The Dread Baron appears in Jellystone!. He was seen in "Jailcation" where he was apprehended by the Jellystone Police Department and became an inmate at Santo Relaxo. The majority of the Really Rottens appeared in the season 3 episode "LAFF Games" with Daisy Mayhem voiced by Georgie Kidder, Dinky Dalton voiced by Dwight Schultz in "LAFF Games" and by Rob Riggle in "El Kabong Along With Me", Orful Octopus voiced by Bernardo de Paula, and Magic Rabbit voiced by Niccole Thurman. In it, the Really Rottens are from New Bedrock and are led by Mayor Dick Dastardly and Muttley instead of the Dread Baron and Mumbly (similar to the original concept).

==Cultural references==
- Laff-A-Lympics was parodied in the Robot Chicken episode "Ban on the Fun". In a segment that parodies Laff-A-Lympics in the style of the 1972 Munich massacre, the Yogi Yahooeys are taken hostage and murdered by the Really Rottens. In retaliation, the Scooby Doobies alongside Snooper and Blabber arm themselves and kill the Really Rottens. The sketch itself lampoons the theatrical trailer for Steven Spielberg's 2005 film Munich, based on actual events. The sketch featured Blue Falcon, Boo-Boo Bear, Captain Caveman, Daisy Mayhem, Dinky and Dirty Dalton, Doggie Daddy, Dread Baron, Dynomutt, The Great Fondoo, Hong Kong Phooey, Huckleberry Hound, Mumbly, Quick Draw McGraw (as El Kabong), Snagglepuss, Scooby-Doo, Scooby-Dum, Scrappy-Doo (who was never a member of the Scooby Doobies), Shaggy Rogers, Snooper and Blabber, Wally Gator, and Yogi Bear.
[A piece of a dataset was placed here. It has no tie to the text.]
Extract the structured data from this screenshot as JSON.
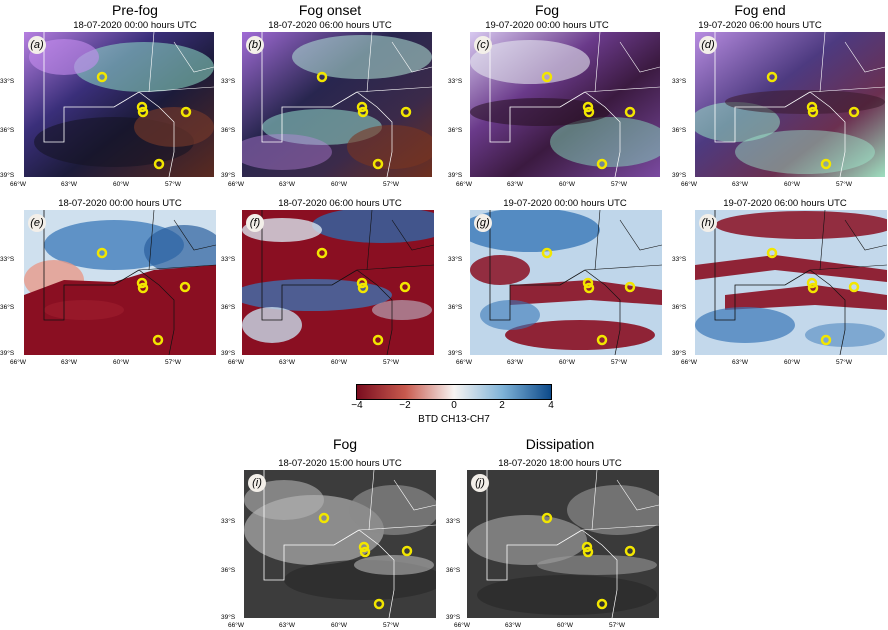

- The series was also parodied in the Harvey Birdman, Attorney at Law episode "Grape Juiced" with Grape Ape voiced by John Michael Higgins and Beegle Beagle voiced by Doug Preis. In that episode, Grape Ape is accused of using steroids at the recent Laff-A-Lympics event. Yakky Doodle, Grape Ape's teammate from the Yogi Yahooeys, also makes a cameo appearance as a witness during Grape Ape's trial. The Magic Rabbit makes a cameo in the episode "SPF" as a victim of CyberSquatting.
- The Really Rottens (consisting of Mumbly, Daisy Mayhem, Mr. Creepley, Orful Octopus, and the Dalton Brothers) made a cameo appearance in The Cleveland Show episode "Ship'rect". In the episode, Mumbly is the captain of a boat crewed by the Really Rottens in a Floaterboat Race.